Details
-
Improvement
-
Status: Resolved
-
Critical
-
Resolution: Done
-
0.9.0
-
None
-
Java 1.7,Hadoop 2.2.0,Spark 0.9.0,Ubuntu 12.4,
Description
I saved a 2GB pdf file into MongoDB using GridFS. now i want process those GridFS collection data using Java Spark Mapreduce API. previously i have successfully processed mongoDB collections with Apache spark using Mongo-Hadoop connector. now i'm unable to GridFS collections with the following code.
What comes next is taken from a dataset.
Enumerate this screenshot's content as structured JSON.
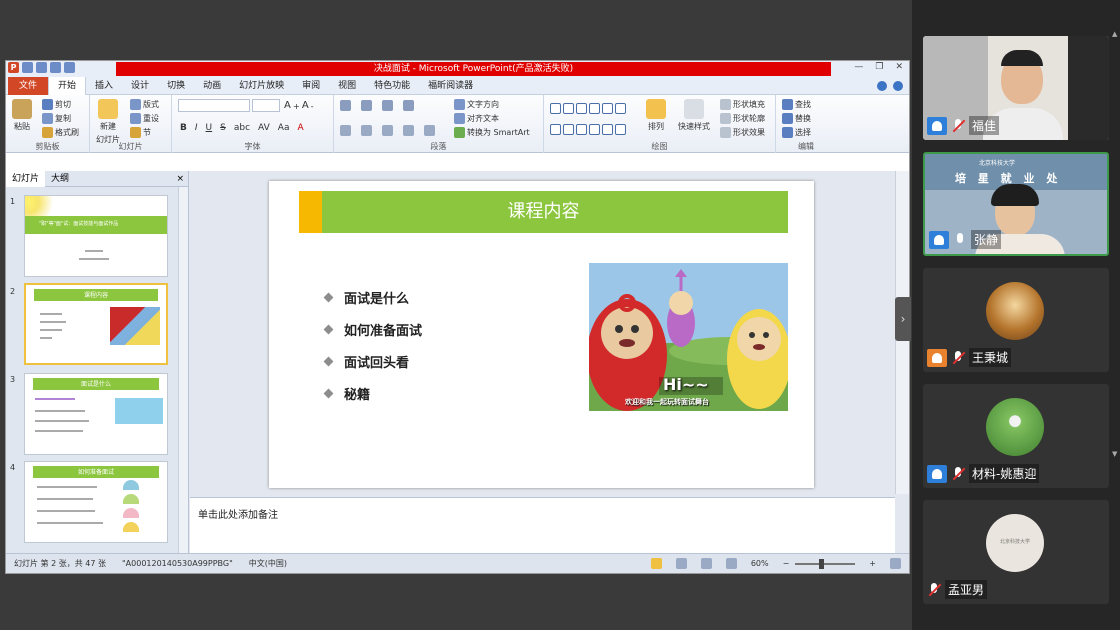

MongoConfigUtil.setInputURI(config, "mongodb://localhost:27017/pdfbooks.fs.chunks" );
MongoConfigUtil.setOutputURI(config,"mongodb://localhost:27017/"+output );
JavaPairRDD<Object, BSONObject> mongoRDD = sc.newAPIHadoopRDD(config,
com.mongodb.hadoop.MongoInputFormat.class, Object.class,
BSONObject.class);
JavaRDD<String> words = mongoRDD.flatMap(new FlatMapFunction<Tuple2<Object,BSONObject>,
String>() {
@Override
public Iterable<String> call(Tuple2<Object, BSONObject> arg) {
System.out.println(arg._2.toString());
...
Please suggest/provide better API methods to access MongoDB GridFS data.